A financial endowment is a transfer of money or property donated to an institution, usually with the stipulation that it be invested, and the principal remain intact in perpetuity. This allows for the donation to have a much greater impact over a longer period of time than if it were spent all at once.
The total value of an institution's investments is referred to as the institution's endowment.
Some things to keep in mind for your
Federal Tax Return:
Most charitable gifts are made by cash or check. For those who
itemized, gifts of cash may be deducted for income tax purposes up to
50% of the donor's adjusted gross income.
If in any year cash gifts exceed the level of 50%, the balance may be carried forward on federal tax returns for the next five years.
Because of the charitable deduction, a cash gift does not really "cost" a donor the full amount given.
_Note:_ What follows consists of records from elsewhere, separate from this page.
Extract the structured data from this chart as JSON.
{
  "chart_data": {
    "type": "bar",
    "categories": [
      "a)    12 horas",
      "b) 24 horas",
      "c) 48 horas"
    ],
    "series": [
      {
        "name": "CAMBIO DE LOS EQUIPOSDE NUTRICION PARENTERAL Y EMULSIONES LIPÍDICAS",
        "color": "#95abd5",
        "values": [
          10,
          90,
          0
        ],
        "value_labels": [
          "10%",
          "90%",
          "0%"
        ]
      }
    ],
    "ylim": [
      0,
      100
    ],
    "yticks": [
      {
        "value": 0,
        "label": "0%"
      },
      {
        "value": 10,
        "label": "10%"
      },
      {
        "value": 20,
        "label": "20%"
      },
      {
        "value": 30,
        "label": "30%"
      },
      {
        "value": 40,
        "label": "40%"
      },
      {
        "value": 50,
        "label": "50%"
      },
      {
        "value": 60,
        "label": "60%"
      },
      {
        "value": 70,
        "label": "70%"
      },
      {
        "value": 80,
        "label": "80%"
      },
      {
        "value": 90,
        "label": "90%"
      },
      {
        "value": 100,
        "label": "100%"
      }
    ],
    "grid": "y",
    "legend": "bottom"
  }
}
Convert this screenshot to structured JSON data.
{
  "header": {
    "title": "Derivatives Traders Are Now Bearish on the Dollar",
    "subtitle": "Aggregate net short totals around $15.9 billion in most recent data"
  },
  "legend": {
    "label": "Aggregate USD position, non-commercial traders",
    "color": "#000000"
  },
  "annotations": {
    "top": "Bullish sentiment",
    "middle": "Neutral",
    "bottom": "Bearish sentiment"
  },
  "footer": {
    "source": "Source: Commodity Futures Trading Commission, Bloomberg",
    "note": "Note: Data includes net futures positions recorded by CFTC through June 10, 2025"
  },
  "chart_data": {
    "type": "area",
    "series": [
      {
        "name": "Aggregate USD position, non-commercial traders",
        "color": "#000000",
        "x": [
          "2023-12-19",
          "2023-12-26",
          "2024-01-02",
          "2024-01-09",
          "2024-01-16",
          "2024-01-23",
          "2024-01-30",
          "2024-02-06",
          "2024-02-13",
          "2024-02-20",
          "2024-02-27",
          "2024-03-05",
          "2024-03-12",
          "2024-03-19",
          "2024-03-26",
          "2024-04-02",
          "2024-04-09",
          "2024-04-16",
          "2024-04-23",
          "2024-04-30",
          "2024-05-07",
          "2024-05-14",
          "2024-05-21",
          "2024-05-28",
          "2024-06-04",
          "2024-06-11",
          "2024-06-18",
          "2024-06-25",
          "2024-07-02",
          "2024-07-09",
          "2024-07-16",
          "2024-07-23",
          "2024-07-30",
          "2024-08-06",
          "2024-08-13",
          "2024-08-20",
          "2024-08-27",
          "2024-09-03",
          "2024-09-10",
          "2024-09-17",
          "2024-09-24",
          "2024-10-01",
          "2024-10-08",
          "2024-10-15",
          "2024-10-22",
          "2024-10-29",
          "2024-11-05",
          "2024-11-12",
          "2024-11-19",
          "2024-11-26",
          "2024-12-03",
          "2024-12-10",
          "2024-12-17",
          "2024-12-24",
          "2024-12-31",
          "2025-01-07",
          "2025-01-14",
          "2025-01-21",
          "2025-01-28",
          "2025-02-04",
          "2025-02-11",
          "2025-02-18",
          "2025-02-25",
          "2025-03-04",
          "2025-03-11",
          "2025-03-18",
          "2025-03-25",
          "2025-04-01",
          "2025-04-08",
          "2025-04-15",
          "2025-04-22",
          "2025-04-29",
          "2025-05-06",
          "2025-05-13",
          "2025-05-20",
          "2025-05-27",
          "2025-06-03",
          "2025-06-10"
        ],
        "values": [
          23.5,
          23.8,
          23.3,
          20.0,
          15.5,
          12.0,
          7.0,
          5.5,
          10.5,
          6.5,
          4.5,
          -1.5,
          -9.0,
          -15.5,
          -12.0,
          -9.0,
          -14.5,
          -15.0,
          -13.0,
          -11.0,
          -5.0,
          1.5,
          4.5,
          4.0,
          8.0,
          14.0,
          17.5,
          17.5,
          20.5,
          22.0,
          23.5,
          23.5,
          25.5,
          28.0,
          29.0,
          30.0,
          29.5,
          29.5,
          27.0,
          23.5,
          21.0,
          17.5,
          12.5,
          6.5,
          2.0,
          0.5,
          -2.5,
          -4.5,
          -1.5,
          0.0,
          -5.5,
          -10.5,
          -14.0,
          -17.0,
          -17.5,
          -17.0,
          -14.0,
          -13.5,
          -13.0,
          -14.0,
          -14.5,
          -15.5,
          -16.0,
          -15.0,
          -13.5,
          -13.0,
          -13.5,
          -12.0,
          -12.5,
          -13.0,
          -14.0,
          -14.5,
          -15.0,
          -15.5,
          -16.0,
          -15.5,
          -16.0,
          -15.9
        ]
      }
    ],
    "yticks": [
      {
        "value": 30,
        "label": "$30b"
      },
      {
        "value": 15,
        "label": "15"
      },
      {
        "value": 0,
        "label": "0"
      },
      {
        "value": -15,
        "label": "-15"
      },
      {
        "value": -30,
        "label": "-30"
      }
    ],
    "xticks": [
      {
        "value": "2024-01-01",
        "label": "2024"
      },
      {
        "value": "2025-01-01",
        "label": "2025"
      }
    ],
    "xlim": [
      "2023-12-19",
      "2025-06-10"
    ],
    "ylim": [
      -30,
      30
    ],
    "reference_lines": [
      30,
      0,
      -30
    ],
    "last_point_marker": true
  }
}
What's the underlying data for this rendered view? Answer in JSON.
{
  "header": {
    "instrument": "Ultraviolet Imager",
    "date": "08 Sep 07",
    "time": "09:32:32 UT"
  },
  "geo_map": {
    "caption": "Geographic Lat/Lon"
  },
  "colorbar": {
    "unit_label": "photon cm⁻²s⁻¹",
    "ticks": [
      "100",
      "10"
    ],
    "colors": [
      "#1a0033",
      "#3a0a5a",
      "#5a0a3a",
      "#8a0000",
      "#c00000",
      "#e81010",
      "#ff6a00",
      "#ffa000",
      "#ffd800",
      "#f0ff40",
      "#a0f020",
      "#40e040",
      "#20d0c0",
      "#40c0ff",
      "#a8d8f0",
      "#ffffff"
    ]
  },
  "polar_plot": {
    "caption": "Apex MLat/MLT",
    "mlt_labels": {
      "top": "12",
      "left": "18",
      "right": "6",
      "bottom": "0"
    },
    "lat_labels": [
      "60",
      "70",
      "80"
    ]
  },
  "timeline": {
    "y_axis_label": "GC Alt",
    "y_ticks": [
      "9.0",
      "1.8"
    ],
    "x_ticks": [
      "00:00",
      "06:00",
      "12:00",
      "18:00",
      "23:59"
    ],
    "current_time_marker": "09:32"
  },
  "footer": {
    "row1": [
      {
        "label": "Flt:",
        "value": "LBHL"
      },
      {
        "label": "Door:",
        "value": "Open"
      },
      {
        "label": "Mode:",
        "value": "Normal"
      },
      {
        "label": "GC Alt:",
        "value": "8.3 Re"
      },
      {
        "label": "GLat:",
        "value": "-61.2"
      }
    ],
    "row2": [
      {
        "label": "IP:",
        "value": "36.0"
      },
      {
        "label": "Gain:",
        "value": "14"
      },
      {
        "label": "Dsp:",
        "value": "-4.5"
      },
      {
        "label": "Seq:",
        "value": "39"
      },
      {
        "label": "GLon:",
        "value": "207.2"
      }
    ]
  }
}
Federal tax laws allow donors to reduce their income taxes through gifts of appreciated property such as securities and real estate.
You can choose the deduction option that is best for you.
You may list your gift at full value, then deduct under an annual deduction ceiling of 30% of adjusted gross income. Or you may list your gift at cost basis, then deduct under a 50% of adjusted gross annual ceiling.
Carryover deduction privileges are allowed under either option chosen.
Deducting full market value lets you deduct your cost basis plus all your capital gain in the asset. If appreciation is minimal or you expect your future income to drop, the deduction at cost basis but under the 50% annual ceiling can be preferable.
Your WELS gift planning counselor can offer guidance with your plans for giving. He's there for you as your Christian friend -- helping you with confidence and confidentiality.
Our church contacts are:
Current–South - 612-599-9316Rev Steve Staude, Current–North - 612-616-0586
Mr Carl Leibner, Deferred - 352-638-7221
, Deferred - 612-280-4491WELS does not offer legal, tax or investment advice. Everyone should consult with his or her professional advisor whenever considering a gift.
Example of a charitable gift...
Mr. Green hold shares in XYZ stock currently valued at $50,000 which he purchased for $20,000 ten years ago. If he sells the stock, he must report the $30,000 capital gain as taxable income.
Instead, he gives the stock to St. Paul's Lutheran Church with instructions to sell it and divide the proceeds between the Building Fund and the Current Fund. He may now deduct the entire present value of $50,000 as a charitable gift on his federal tax return, even though he actually paid only $20,000 for the stock. Furthermore, he pays no capital gains tax.
Example of giving to the endowment fund...
Mr. Brown wills $100,000 to St. Paul's Lutheran Church with instructions to place it in the Endowment Fund. The entire $100,000 will be deposited into the account and the entire principle ($100,000) can never be touched. If the interest rate is 4%, each year the account will earn $4,000 annually. At the end of each year the interest earned will be given back to the Church Council with a recommendation by the Endowment Fund Committee on where it should be used in the following calendar year.
Each year this interest amount will be an extra windfall for the church council that it hadn't budgeted for. If this principal amount grows to $1,000,000 the interest each year would be substantial ($40,000). The best part of the Endowment Fund is there is no "end date" or "expiration date"...it continues on forever as a gift that keeps on giving.